Thermal radiation and near-field energy density of thin metallic films

TL;DR

This paper analyzes the thermal radiation and near-field energy density of thin metallic films using macroscopic fluctuational electrodynamics, revealing how film thickness and distance influence radiation intensity and energy density, with implications for near-field experiments.

Contribution

It provides analytical expressions for electromagnetic fields in thin films and uncovers the finite near-field energy density due to surface plasmon polaritons, advancing understanding of near-field thermal radiation.

Findings

Radiative intensity peaks at an optimal film thickness due to multiple reflections.

Near-field energy density depends on multiple length scales and remains finite for very thin films.

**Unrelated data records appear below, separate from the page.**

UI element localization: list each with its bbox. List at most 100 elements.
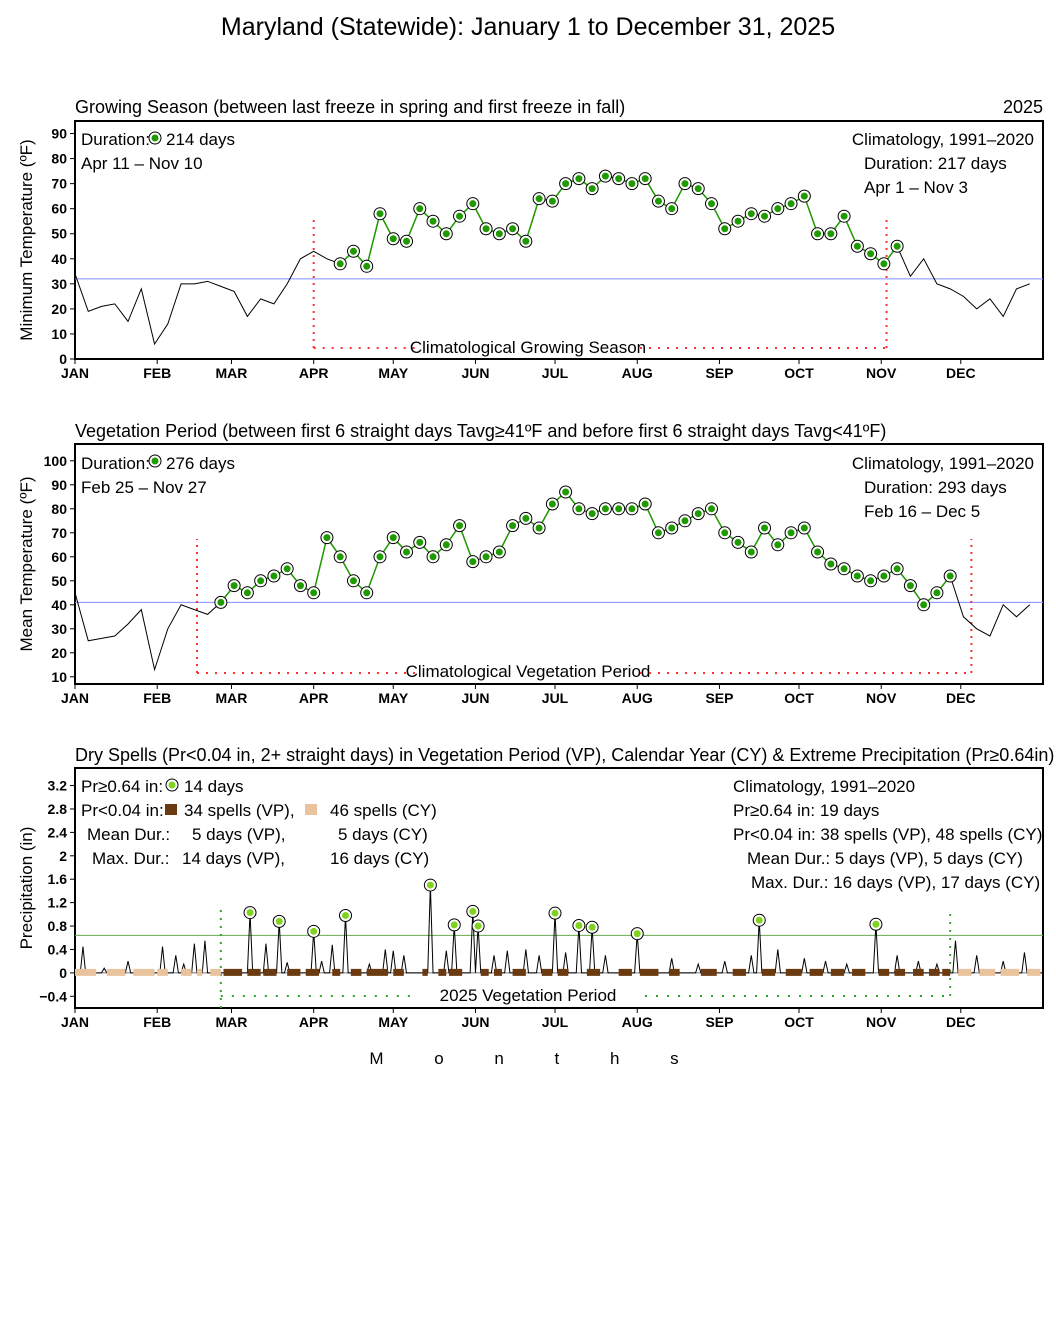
legend-marker bbox=[151, 134, 159, 142]
y-tick-label: 0 bbox=[59, 351, 67, 367]
legend-climatology: Climatology, 1991–2020 bbox=[733, 777, 915, 796]
season-point bbox=[615, 505, 623, 513]
season-point bbox=[270, 572, 278, 580]
dry-spell-vp bbox=[247, 968, 261, 976]
y-tick-label: 90 bbox=[51, 477, 67, 493]
dry-spell-cy bbox=[958, 968, 972, 976]
legend-clim-dates: Feb 16 – Dec 5 bbox=[864, 502, 980, 521]
legend-mean-label: Mean Dur.: bbox=[87, 825, 170, 844]
dry-spell-cy bbox=[75, 968, 97, 976]
x-tick-label-oct: OCT bbox=[784, 365, 814, 381]
legend-clim-duration: Duration: 293 days bbox=[864, 478, 1007, 497]
season-point bbox=[243, 589, 251, 597]
extreme-precip-point bbox=[310, 927, 318, 935]
dry-spell-vp bbox=[541, 968, 553, 976]
extreme-precip-point bbox=[551, 909, 559, 917]
y-tick-label: 70 bbox=[51, 176, 67, 192]
x-tick-label-jun: JUN bbox=[461, 365, 489, 381]
season-point bbox=[389, 534, 397, 542]
extreme-precip-point bbox=[633, 930, 641, 938]
y-tick-label: 0 bbox=[59, 965, 67, 981]
dry-spell-vp bbox=[830, 968, 845, 976]
season-point bbox=[442, 541, 450, 549]
legend-duration-value: 214 days bbox=[166, 130, 235, 149]
y-tick-label: 3.2 bbox=[48, 778, 68, 794]
dry-spell-vp bbox=[263, 968, 277, 976]
season-point bbox=[761, 212, 769, 220]
dry-spell-vp bbox=[287, 968, 301, 976]
season-point bbox=[946, 572, 954, 580]
season-point bbox=[814, 548, 822, 556]
season-point bbox=[522, 514, 530, 522]
season-point bbox=[469, 200, 477, 208]
x-tick-label-jul: JUL bbox=[542, 1014, 569, 1030]
season-point bbox=[389, 235, 397, 243]
season-point bbox=[853, 242, 861, 250]
season-point bbox=[800, 192, 808, 200]
season-point bbox=[363, 589, 371, 597]
legend-extreme-value: 14 days bbox=[184, 777, 244, 796]
season-point bbox=[827, 230, 835, 238]
season-point bbox=[906, 582, 914, 590]
season-point bbox=[707, 505, 715, 513]
season-point bbox=[920, 601, 928, 609]
legend-clim-extreme: Pr≥0.64 in: 19 days bbox=[733, 801, 879, 820]
season-point bbox=[495, 548, 503, 556]
season-point bbox=[867, 250, 875, 258]
season-point bbox=[283, 565, 291, 573]
season-point bbox=[721, 529, 729, 537]
y-tick-label: 60 bbox=[51, 549, 67, 565]
legend-climatology: Climatology, 1991–2020 bbox=[852, 130, 1034, 149]
legend-max-vp: 14 days (VP), bbox=[182, 849, 285, 868]
extreme-precip-point bbox=[469, 907, 477, 915]
dry-spell-cy bbox=[1027, 968, 1041, 976]
dry-spell-vp bbox=[852, 968, 866, 976]
legend-extreme-marker bbox=[168, 781, 176, 789]
extreme-precip-point bbox=[755, 916, 763, 924]
x-tick-label-jan: JAN bbox=[61, 365, 89, 381]
dry-spell-cy bbox=[133, 968, 155, 976]
season-point bbox=[509, 225, 517, 233]
dry-spell-vp bbox=[586, 968, 601, 976]
y-axis-label: Precipitation (in) bbox=[17, 827, 36, 950]
legend-clim-dates: Apr 1 – Nov 3 bbox=[864, 178, 968, 197]
season-point bbox=[456, 522, 464, 530]
season-point bbox=[416, 538, 424, 546]
season-point bbox=[880, 260, 888, 268]
legend-mean-cy: 5 days (CY) bbox=[338, 825, 428, 844]
dry-spell-vp bbox=[422, 968, 428, 976]
dry-spell-vp bbox=[700, 968, 717, 976]
season-point bbox=[800, 524, 808, 532]
x-tick-label-sep: SEP bbox=[705, 690, 733, 706]
extreme-precip-point bbox=[588, 923, 596, 931]
legend-extreme-label: Pr≥0.64 in: bbox=[81, 777, 163, 796]
y-tick-label: 60 bbox=[51, 201, 67, 217]
season-point bbox=[469, 558, 477, 566]
season-point bbox=[853, 572, 861, 580]
legend-dry-label: Pr<0.04 in: bbox=[81, 801, 164, 820]
season-point bbox=[774, 205, 782, 213]
legend-clim-max: Max. Dur.: 16 days (VP), 17 days (CY) bbox=[751, 873, 1040, 892]
season-point bbox=[296, 582, 304, 590]
season-point bbox=[509, 522, 517, 530]
legend-dry-vp: 34 spells (VP), bbox=[184, 801, 295, 820]
y-tick-label: 40 bbox=[51, 597, 67, 613]
season-point bbox=[376, 210, 384, 218]
x-tick-label-jul: JUL bbox=[542, 365, 569, 381]
season-point bbox=[615, 175, 623, 183]
x-tick-label-apr: APR bbox=[299, 690, 329, 706]
panel-title: Vegetation Period (between first 6 strai… bbox=[75, 421, 886, 441]
x-tick-label-mar: MAR bbox=[216, 1014, 248, 1030]
legend-duration-label: Duration: bbox=[81, 454, 150, 473]
season-point bbox=[376, 553, 384, 561]
dry-spell-vp bbox=[438, 968, 447, 976]
season-point bbox=[416, 205, 424, 213]
extreme-precip-point bbox=[575, 921, 583, 929]
y-tick-label: 2.8 bbox=[48, 801, 68, 817]
season-point bbox=[495, 230, 503, 238]
legend-dry-vp-swatch bbox=[165, 804, 177, 815]
panel-title: Dry Spells (Pr<0.04 in, 2+ straight days… bbox=[75, 745, 1054, 765]
season-point bbox=[336, 553, 344, 561]
season-point bbox=[668, 205, 676, 213]
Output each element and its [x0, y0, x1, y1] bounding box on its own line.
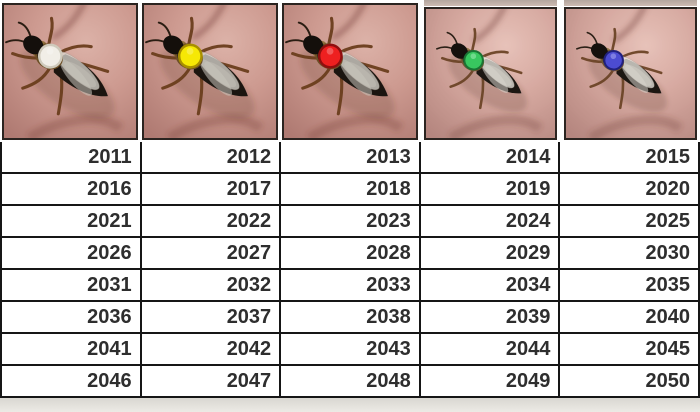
table-row: 2031 2032 2033 2034 2035	[0, 268, 700, 302]
year-cell: 2027	[139, 236, 282, 270]
table-row: 2021 2022 2023 2024 2025	[0, 204, 700, 238]
bee-head	[590, 43, 608, 59]
year-cell: 2042	[139, 332, 282, 366]
year-cell: 2034	[418, 268, 561, 302]
year-cell: 2030	[558, 236, 700, 270]
bee-photo-frame-blue	[564, 7, 697, 140]
year-cell: 2037	[139, 300, 282, 334]
queen-bee	[285, 16, 395, 119]
year-cell: 2019	[418, 172, 561, 206]
year-cell: 2020	[558, 172, 700, 206]
year-cell: 2025	[558, 204, 700, 238]
year-cell: 2050	[558, 364, 700, 398]
queen-bee	[145, 16, 255, 119]
year-cell: 2016	[0, 172, 142, 206]
year-cell: 2033	[279, 268, 421, 302]
marking-dot	[603, 49, 624, 71]
year-cell: 2047	[139, 364, 282, 398]
queen-bee	[576, 27, 667, 112]
marking-dot	[37, 43, 63, 69]
table-row: 2011 2012 2013 2014 2015	[0, 140, 700, 174]
footer-strip	[0, 398, 700, 412]
bee-wing	[481, 62, 509, 93]
year-cell: 2011	[0, 140, 142, 174]
bee-photo-panel-green	[420, 0, 560, 142]
bee-head	[163, 35, 184, 55]
queen-bee-photo	[284, 5, 416, 138]
bee-photo-panel-white	[0, 0, 140, 142]
bee-photo-panel-yellow	[140, 0, 280, 142]
bee-photo-panel-red	[280, 0, 420, 142]
bee-wing	[59, 59, 93, 96]
year-cell: 2039	[418, 300, 561, 334]
queen-bee-photo	[566, 9, 695, 138]
year-cell: 2023	[279, 204, 421, 238]
queen-bee-photo	[144, 5, 276, 138]
marking-dot	[317, 43, 343, 69]
queen-bee-photo	[4, 5, 136, 138]
table-row: 2046 2047 2048 2049 2050	[0, 364, 700, 398]
finger-crease	[611, 9, 647, 44]
queen-marking-year-table: 2011 2012 2013 2014 2015 2016 2017 2018 2019 2020…	[0, 140, 700, 398]
year-cell: 2031	[0, 268, 142, 302]
year-cell: 2022	[139, 204, 282, 238]
table-row: 2016 2017 2018 2019 2020	[0, 172, 700, 206]
year-cell: 2021	[0, 204, 142, 238]
table-row: 2041 2042 2043 2044 2045	[0, 332, 700, 366]
year-cell: 2035	[558, 268, 700, 302]
bee-photo-panel-blue	[560, 0, 700, 142]
year-cell: 2024	[418, 204, 561, 238]
year-cell: 2018	[279, 172, 421, 206]
bee-head	[450, 43, 468, 59]
marking-dot	[177, 43, 203, 69]
year-cell: 2044	[418, 332, 561, 366]
year-cell: 2040	[558, 300, 700, 334]
table-row: 2036 2037 2038 2039 2040	[0, 300, 700, 334]
year-cell: 2046	[0, 364, 142, 398]
table-row: 2026 2027 2028 2029 2030	[0, 236, 700, 270]
year-cell: 2028	[279, 236, 421, 270]
year-table-body: 2011 2012 2013 2014 2015 2016 2017 2018 2019 2020…	[0, 140, 700, 398]
queen-bee	[5, 16, 115, 119]
year-cell: 2017	[139, 172, 282, 206]
marking-dot	[463, 49, 484, 71]
bee-head	[23, 35, 44, 55]
year-cell: 2038	[279, 300, 421, 334]
year-cell: 2036	[0, 300, 142, 334]
year-cell: 2026	[0, 236, 142, 270]
year-cell: 2012	[139, 140, 282, 174]
queen-bee	[436, 27, 527, 112]
year-cell: 2013	[279, 140, 421, 174]
bee-wing	[199, 59, 233, 96]
bee-wing	[339, 59, 373, 96]
bee-photo-frame-white	[2, 3, 138, 140]
queen-bee-photo	[426, 9, 555, 138]
year-cell: 2048	[279, 364, 421, 398]
year-cell: 2015	[558, 140, 700, 174]
year-cell: 2041	[0, 332, 142, 366]
year-cell: 2049	[418, 364, 561, 398]
year-cell: 2014	[418, 140, 561, 174]
finger-crease	[471, 9, 507, 44]
bee-photo-frame-yellow	[142, 3, 278, 140]
year-cell: 2029	[418, 236, 561, 270]
year-cell: 2045	[558, 332, 700, 366]
finger-crease	[50, 5, 86, 41]
finger-crease	[330, 5, 366, 41]
bee-head	[303, 35, 324, 55]
bee-photo-row	[0, 0, 700, 142]
bee-photo-frame-red	[282, 3, 418, 140]
year-cell: 2043	[279, 332, 421, 366]
bee-photo-frame-green	[424, 7, 557, 140]
finger-crease	[190, 5, 226, 41]
year-cell: 2032	[139, 268, 282, 302]
bee-wing	[621, 62, 649, 93]
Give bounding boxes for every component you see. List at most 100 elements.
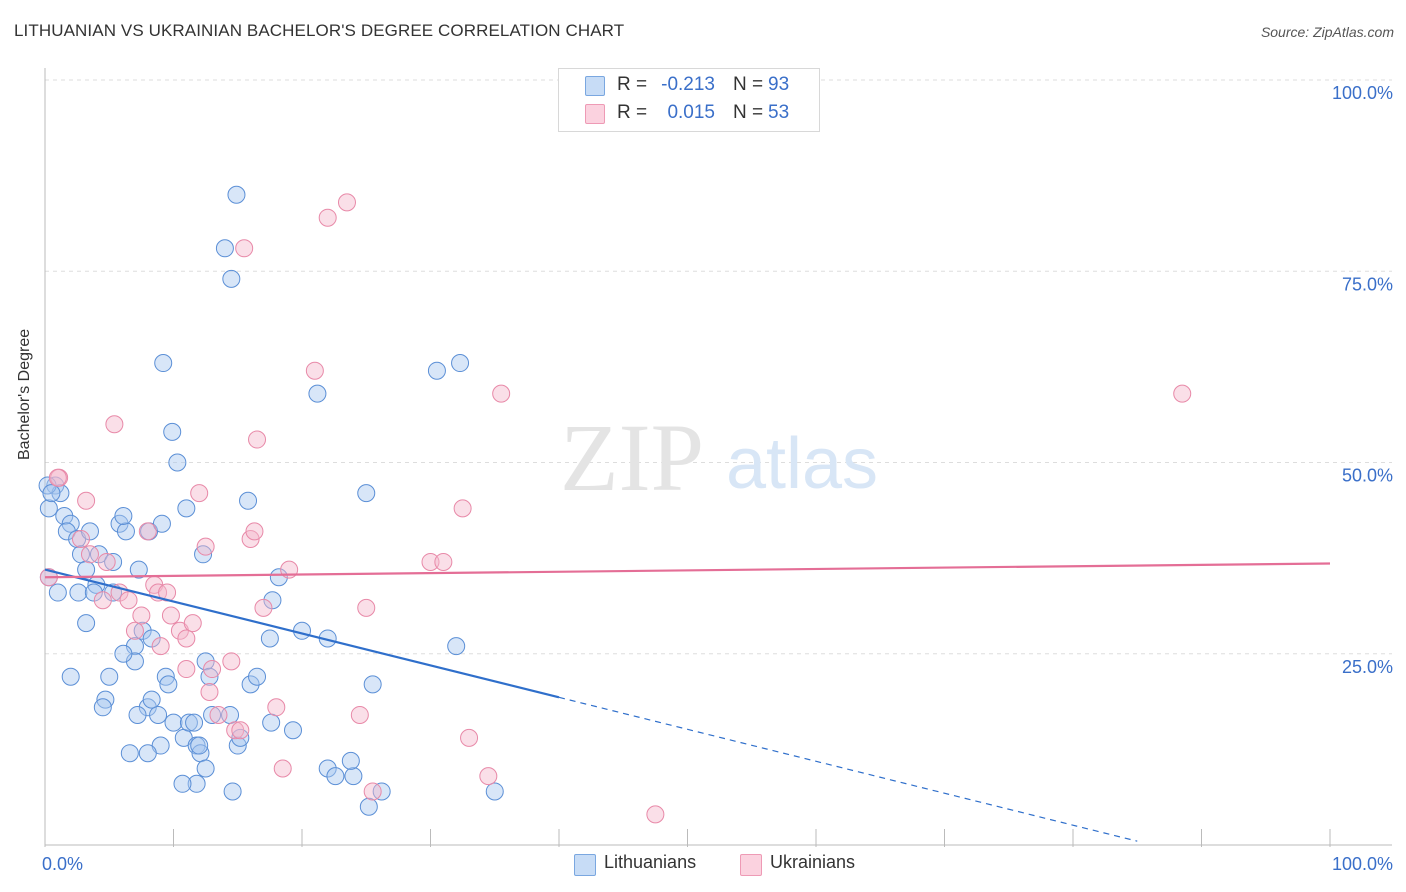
data-point <box>260 629 279 648</box>
data-point <box>80 522 99 541</box>
data-point <box>77 560 96 579</box>
legend-n-value: 53 <box>768 102 790 123</box>
y-axis-label: Bachelor's Degree <box>16 328 33 460</box>
legend-r-label: R = <box>617 74 648 95</box>
data-point <box>179 713 198 732</box>
tick-labels: 25.0% 50.0% 75.0% 100.0% 0.0% 100.0% <box>42 83 1393 874</box>
legend-r-value: 0.015 <box>667 102 715 123</box>
data-point <box>226 721 245 740</box>
data-point <box>164 713 183 732</box>
legend-swatch-lithuanians <box>574 854 596 876</box>
data-point <box>460 728 479 747</box>
y-tick-label: 75.0% <box>1342 274 1393 294</box>
data-point <box>203 705 222 724</box>
data-point <box>77 614 96 633</box>
data-point <box>235 239 254 258</box>
data-point <box>71 530 90 548</box>
data-point <box>42 484 61 503</box>
data-point <box>116 522 135 541</box>
data-point <box>104 552 123 571</box>
data-point <box>318 208 337 227</box>
data-point <box>120 744 139 763</box>
data-point <box>39 499 58 518</box>
data-point <box>434 552 453 571</box>
data-point <box>177 499 196 518</box>
x-tick-label-left: 0.0% <box>42 854 83 874</box>
data-point <box>492 384 511 403</box>
data-point <box>48 583 67 602</box>
series-ukrainians <box>39 193 1192 824</box>
data-point <box>48 468 67 487</box>
data-point <box>485 782 504 801</box>
data-point <box>231 721 250 740</box>
data-point <box>357 598 376 617</box>
data-point <box>359 797 378 816</box>
data-point <box>125 621 144 640</box>
data-point <box>350 705 369 724</box>
legend-n-value: 93 <box>768 74 790 95</box>
data-point <box>128 705 147 724</box>
data-point <box>132 606 151 625</box>
data-point <box>227 185 246 204</box>
legend-row-lithuanians: R = -0.213 N = 93 <box>559 72 819 100</box>
data-point <box>1173 384 1192 403</box>
data-point <box>263 591 282 610</box>
data-point <box>114 644 133 663</box>
data-point <box>215 239 234 258</box>
data-point <box>93 591 112 610</box>
data-point <box>114 507 133 526</box>
legend-swatch-lithuanians <box>585 76 605 96</box>
trend-lines <box>44 562 1331 842</box>
x-tick-label-right: 100.0% <box>1332 854 1393 874</box>
legend-r-value: -0.213 <box>661 74 715 95</box>
data-point <box>93 698 112 717</box>
data-point <box>168 453 187 472</box>
data-point <box>152 514 171 533</box>
data-point <box>241 675 260 694</box>
data-point <box>138 744 157 763</box>
data-point <box>267 698 286 717</box>
data-point <box>341 751 360 770</box>
watermark-zip: ZIP <box>560 404 704 511</box>
data-point <box>142 629 161 648</box>
data-point <box>190 484 209 503</box>
y-tick-label: 100.0% <box>1332 83 1393 103</box>
legend-label-lithuanians: Lithuanians <box>604 852 697 872</box>
data-point <box>305 361 324 380</box>
legend-n-label: N = <box>733 102 764 123</box>
data-point <box>142 690 161 709</box>
data-point <box>363 782 382 801</box>
legend-n-label: N = <box>733 74 764 95</box>
y-tick-label: 25.0% <box>1342 657 1393 677</box>
data-point <box>248 430 267 449</box>
data-point <box>453 499 472 518</box>
data-point <box>239 491 258 510</box>
data-point <box>138 522 157 541</box>
data-point <box>69 583 88 602</box>
data-point <box>421 552 440 571</box>
data-point <box>293 621 311 640</box>
legend-swatch-ukrainians <box>585 104 605 124</box>
legend-row-ukrainians: R = 0.015 N = 53 <box>559 100 819 128</box>
data-point <box>273 759 292 778</box>
legend-swatch-ukrainians <box>740 854 762 876</box>
data-point <box>222 652 241 671</box>
trend-line <box>44 562 1331 579</box>
data-point <box>80 545 99 564</box>
data-point <box>97 552 116 571</box>
data-point <box>177 660 196 679</box>
source-label: Source: ZipAtlas.com <box>1260 24 1394 40</box>
data-point <box>105 415 124 434</box>
data-point <box>308 384 327 403</box>
data-point <box>151 637 170 656</box>
data-point <box>209 705 228 724</box>
data-point <box>203 660 222 679</box>
data-point <box>284 721 303 740</box>
data-point <box>646 805 665 824</box>
data-point <box>318 759 337 778</box>
data-point <box>161 606 180 625</box>
gridlines <box>45 79 1392 655</box>
series-lithuanians <box>38 185 504 816</box>
data-point <box>326 767 345 786</box>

Results serve as a reference for near-field experimental investigations.

Abstract

We study the properties of thermal radiation emitted by a thin dielectric slab, employing the framework of macroscopic fluctuational electrodynamics. Particular emphasis is given to the analytical construction of the required dyadic Green's functions. Based on these, general expressions are derived for both the system's Poynting vector, describing the intensity of propagating radiation, and its energy density, containing contributions from non-propagating modes which dominate the near-field regime. An extensive discussion is then given for thin metal films. It is shown that the radiative intensity is maximized for a certain film thickness, due to Fabry-Perot-like multiple reflections inside the film. The dependence of the near-field energy density on the distance from the film's surface is governed by an interplay of several length scales, and characterized by different exponents in different regimes. In particular, this energy density remains finite even for arbitrarily thin films. This unexpected feature is associated with the film's low-frequency surface plasmon polariton. Our results also serve as reference for current near-field experiments which search for deviations from the macroscopic approach.